07 mai 2020 à 9 h 30 min

Des millions de criquets pèlerins se répandent à une vitesse vertigineuse en Éthiopie, au Kenya, en Ouganda et en Somalie. Ils dévastent depuis plusieurs semaines la Corne de l’Afrique, particulièrement vulnérabilisée par le changement climatique. L’Algérie ainsi que d’autres pays du Nord seraient également ciblées d’ici le troisième trimestre de l’année en cours. Zoom sur la menace qui guette le pays.

Sur la base des données recueillies sur l’évolution et le déplacement des essaims du criquet pèlerin et sur la périodicité des invasions, et selon l’Organisation des Nations unies pour l’alimentation et l’agriculture (FAO), il est fort probable que l’Afrique du Nord sera prochainement, d’ici le troisième trimestre de l’année, sujette à des invasions du criquet pèlerin si les conditions de sécheresses persistent davantage.

«Dans le cas contraire, si au cours de ces deux prochains mois, la pluviosité est plus conséquente et rationnelle à travers les aires grégarigènes, les essaims peuvent revenir à l’état solitaire et le danger sera écarté pour une période donnée», rassure M. Gahdab Chakali, professeur en zoologie et Spécialiste d’entomologie à l’Ecole Nationale Supérieure d’Agronomie. Mais face à la menace, mieux vaut rester sur ses gardes.
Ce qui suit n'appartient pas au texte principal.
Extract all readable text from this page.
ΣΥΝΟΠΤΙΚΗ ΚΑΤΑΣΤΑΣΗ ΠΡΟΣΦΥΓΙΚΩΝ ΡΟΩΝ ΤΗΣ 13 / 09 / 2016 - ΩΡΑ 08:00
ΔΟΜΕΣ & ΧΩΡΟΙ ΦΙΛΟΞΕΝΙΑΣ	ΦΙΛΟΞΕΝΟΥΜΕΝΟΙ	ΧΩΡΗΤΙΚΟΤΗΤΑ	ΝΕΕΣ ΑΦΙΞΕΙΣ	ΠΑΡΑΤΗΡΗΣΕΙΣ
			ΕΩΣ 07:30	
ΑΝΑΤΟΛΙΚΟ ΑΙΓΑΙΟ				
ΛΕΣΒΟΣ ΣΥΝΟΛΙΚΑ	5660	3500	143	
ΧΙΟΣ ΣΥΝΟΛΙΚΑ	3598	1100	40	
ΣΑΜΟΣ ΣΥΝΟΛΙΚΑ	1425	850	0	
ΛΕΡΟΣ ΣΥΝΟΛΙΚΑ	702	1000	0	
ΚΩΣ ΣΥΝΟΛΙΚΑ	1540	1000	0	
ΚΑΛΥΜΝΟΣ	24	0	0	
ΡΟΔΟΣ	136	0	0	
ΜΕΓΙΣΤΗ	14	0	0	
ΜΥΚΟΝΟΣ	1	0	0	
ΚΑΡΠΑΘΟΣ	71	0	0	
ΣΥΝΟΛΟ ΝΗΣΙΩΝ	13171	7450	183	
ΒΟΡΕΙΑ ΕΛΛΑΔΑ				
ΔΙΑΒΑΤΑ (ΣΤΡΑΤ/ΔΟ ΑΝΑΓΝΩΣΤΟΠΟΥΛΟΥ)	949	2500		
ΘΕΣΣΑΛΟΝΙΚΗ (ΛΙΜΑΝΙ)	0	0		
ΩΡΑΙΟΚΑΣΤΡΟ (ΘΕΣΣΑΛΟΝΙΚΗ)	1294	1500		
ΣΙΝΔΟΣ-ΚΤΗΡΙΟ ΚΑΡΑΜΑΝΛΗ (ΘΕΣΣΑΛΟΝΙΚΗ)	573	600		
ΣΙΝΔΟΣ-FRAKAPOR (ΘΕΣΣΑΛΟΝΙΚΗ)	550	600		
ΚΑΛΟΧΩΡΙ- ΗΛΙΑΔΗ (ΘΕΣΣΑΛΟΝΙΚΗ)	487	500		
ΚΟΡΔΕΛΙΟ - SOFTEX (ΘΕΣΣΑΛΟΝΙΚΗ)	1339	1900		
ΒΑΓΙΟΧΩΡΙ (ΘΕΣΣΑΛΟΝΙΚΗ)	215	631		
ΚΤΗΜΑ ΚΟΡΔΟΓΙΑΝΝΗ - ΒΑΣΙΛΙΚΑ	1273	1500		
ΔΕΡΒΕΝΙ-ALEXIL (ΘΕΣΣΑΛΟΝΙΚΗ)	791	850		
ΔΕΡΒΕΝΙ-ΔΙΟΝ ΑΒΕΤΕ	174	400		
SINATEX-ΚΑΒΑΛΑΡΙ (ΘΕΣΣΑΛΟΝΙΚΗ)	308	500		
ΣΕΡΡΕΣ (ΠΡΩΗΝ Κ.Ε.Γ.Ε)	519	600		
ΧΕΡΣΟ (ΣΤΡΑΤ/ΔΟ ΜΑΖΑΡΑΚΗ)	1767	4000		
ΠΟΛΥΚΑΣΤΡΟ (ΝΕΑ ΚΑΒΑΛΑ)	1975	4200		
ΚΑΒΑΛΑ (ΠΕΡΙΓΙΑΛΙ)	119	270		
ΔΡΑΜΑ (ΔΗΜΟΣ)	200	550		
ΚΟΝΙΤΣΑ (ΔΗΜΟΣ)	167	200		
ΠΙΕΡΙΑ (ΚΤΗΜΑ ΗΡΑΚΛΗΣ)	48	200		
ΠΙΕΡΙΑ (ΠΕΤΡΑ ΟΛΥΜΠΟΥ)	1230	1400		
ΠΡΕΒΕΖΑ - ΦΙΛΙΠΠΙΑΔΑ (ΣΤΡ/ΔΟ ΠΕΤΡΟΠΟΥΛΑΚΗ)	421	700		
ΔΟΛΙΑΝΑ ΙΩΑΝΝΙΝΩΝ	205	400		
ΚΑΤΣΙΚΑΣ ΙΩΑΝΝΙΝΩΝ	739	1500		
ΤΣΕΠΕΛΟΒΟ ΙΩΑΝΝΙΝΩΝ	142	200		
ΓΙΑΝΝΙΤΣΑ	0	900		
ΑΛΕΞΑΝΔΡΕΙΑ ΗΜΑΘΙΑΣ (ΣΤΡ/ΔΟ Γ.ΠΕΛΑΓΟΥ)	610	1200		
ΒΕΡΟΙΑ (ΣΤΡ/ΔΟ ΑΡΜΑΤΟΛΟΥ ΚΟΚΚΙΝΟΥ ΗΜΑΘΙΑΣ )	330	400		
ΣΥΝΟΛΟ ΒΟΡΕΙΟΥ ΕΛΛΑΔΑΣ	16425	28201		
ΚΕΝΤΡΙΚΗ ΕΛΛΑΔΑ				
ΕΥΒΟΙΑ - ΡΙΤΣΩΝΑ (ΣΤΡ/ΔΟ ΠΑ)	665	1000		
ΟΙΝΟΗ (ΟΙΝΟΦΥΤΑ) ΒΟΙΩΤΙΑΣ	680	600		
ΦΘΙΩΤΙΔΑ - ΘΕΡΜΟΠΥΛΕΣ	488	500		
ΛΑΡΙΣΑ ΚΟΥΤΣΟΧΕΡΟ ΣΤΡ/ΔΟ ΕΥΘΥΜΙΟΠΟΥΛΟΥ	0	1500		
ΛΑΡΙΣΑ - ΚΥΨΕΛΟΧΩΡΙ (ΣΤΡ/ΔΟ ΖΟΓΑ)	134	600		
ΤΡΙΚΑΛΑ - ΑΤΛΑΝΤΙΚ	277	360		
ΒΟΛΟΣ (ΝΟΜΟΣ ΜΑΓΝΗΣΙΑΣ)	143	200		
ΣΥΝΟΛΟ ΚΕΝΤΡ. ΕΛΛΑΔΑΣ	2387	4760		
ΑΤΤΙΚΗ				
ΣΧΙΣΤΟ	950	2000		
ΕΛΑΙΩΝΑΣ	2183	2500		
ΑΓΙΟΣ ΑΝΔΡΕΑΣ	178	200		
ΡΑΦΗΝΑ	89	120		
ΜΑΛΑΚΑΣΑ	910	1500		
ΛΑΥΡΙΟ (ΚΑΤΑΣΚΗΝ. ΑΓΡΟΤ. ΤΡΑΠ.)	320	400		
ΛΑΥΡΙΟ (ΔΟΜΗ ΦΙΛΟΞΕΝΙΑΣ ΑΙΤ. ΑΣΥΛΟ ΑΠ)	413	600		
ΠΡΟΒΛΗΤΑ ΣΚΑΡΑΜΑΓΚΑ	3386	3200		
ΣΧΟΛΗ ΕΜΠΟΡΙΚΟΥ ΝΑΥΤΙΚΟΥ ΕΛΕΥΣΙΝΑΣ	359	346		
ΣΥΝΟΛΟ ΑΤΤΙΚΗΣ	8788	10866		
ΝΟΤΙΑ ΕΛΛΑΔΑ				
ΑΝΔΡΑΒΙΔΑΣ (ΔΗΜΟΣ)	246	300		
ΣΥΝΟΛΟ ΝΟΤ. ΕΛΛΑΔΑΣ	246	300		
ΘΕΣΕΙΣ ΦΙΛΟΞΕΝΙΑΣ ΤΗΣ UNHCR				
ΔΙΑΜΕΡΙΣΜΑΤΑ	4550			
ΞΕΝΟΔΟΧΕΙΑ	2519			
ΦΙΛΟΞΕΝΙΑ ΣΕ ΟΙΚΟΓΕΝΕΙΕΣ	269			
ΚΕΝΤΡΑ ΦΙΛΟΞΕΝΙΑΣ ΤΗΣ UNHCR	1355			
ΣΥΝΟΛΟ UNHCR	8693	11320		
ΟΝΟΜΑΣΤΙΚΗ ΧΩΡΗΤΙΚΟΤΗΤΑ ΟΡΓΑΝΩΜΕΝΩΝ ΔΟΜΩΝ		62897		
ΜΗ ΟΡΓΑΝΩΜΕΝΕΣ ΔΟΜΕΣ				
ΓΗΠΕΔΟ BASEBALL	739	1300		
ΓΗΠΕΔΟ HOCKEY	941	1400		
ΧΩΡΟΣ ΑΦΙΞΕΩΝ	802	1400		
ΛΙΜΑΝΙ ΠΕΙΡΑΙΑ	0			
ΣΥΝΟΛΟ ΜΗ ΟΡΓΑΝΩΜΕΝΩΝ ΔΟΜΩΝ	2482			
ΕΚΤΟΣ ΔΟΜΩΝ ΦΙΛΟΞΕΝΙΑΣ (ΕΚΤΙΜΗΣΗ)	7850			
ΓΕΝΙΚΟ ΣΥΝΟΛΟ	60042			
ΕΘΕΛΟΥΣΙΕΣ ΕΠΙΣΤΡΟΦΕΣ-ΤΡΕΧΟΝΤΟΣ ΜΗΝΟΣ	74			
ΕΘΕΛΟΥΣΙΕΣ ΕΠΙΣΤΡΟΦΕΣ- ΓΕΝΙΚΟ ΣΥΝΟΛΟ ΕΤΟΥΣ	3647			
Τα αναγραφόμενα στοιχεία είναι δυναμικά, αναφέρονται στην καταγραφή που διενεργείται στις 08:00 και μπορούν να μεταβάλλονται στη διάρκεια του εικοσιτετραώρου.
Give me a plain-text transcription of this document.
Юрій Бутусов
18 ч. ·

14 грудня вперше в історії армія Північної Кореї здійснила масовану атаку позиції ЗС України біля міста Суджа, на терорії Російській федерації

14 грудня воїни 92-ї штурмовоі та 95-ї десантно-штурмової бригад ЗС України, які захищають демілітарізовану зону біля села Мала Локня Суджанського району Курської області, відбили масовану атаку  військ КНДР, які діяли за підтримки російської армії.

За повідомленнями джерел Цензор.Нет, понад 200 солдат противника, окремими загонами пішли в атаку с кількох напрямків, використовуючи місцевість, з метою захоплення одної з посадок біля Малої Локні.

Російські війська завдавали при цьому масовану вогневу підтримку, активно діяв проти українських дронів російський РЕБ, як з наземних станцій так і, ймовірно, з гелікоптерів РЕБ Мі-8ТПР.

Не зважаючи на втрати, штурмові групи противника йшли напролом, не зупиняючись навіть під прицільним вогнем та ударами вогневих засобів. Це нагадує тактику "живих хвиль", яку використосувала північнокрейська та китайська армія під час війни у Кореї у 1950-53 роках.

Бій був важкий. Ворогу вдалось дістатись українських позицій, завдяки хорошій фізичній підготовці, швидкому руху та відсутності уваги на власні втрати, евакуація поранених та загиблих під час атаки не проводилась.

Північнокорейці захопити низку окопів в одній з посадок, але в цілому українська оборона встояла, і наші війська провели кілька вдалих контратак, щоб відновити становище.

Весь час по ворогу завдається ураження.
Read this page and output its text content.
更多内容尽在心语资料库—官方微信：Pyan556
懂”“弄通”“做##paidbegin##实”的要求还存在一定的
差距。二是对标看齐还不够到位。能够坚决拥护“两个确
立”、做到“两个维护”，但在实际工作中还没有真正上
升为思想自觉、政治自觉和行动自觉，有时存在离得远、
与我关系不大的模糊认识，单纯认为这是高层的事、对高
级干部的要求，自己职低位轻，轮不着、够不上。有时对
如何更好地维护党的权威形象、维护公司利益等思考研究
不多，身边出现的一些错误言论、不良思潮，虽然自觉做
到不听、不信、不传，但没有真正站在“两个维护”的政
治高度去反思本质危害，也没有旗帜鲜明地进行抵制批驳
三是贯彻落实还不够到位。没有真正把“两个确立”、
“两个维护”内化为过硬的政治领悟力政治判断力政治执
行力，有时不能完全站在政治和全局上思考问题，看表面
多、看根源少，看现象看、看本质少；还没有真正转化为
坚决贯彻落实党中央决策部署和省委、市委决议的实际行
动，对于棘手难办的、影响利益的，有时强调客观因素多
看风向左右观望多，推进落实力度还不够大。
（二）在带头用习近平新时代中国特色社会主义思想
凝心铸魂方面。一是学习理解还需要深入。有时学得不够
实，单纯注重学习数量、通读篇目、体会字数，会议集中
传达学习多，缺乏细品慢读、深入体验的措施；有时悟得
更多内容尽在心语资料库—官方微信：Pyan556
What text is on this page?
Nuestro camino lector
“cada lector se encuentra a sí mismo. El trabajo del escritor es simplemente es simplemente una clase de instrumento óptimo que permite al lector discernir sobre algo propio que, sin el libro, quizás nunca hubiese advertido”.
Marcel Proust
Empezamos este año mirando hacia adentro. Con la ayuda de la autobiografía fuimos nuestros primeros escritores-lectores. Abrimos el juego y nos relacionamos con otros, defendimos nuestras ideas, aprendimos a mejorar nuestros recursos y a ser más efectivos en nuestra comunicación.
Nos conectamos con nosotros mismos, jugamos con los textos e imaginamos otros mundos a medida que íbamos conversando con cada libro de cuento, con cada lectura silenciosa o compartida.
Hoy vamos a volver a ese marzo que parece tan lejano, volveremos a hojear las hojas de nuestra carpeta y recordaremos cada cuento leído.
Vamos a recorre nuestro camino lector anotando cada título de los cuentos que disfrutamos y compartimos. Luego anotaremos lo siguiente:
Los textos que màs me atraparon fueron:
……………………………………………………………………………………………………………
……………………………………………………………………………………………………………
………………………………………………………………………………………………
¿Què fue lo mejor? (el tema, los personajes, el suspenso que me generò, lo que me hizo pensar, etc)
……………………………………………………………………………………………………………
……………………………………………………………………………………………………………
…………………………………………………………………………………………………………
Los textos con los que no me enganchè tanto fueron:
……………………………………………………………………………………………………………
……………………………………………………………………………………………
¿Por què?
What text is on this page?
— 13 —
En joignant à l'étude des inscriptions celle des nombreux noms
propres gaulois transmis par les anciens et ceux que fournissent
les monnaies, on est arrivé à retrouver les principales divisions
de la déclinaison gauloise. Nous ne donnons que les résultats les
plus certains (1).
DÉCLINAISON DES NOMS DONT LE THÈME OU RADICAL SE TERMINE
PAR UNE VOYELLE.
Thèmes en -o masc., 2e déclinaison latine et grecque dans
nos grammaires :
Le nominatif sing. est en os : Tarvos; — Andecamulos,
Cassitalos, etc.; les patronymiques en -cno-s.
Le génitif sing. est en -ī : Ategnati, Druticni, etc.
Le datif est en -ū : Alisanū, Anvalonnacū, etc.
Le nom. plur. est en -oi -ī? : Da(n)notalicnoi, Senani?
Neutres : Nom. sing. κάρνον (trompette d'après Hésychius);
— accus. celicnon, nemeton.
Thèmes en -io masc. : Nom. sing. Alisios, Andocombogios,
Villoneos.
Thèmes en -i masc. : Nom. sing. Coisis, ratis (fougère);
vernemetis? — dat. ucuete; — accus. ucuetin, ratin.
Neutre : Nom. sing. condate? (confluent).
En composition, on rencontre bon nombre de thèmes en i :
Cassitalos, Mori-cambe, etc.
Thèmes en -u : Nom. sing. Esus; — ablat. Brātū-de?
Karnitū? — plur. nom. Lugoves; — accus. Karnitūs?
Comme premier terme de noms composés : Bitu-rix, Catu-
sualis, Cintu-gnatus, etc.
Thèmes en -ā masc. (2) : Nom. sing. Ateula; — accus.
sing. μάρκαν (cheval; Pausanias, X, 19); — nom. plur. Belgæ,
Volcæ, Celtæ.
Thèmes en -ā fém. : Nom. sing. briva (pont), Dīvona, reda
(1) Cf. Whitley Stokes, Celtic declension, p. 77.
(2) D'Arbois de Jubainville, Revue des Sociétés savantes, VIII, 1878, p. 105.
La raison : «Les criquets pèlerins, Daucus et Laucusta, deux espèces, l’une plus vorace que l’autre, sont un très grand danger pour l’agriculture. Dans leur attaque, aucune culture n’est épargnée», mets en garde Zoubir Sahli, ingénieur agroéconomiste.

Selon lui, tous les pays touchés, notamment les pays sahéliens et sub-sahariens et même les pays tropicaux et à climat tempéré, sont littéralement envahis et leur agriculture totalement détruite en quelques jours, voire en quelques heures. «Ils attaquent tout sur leur passage.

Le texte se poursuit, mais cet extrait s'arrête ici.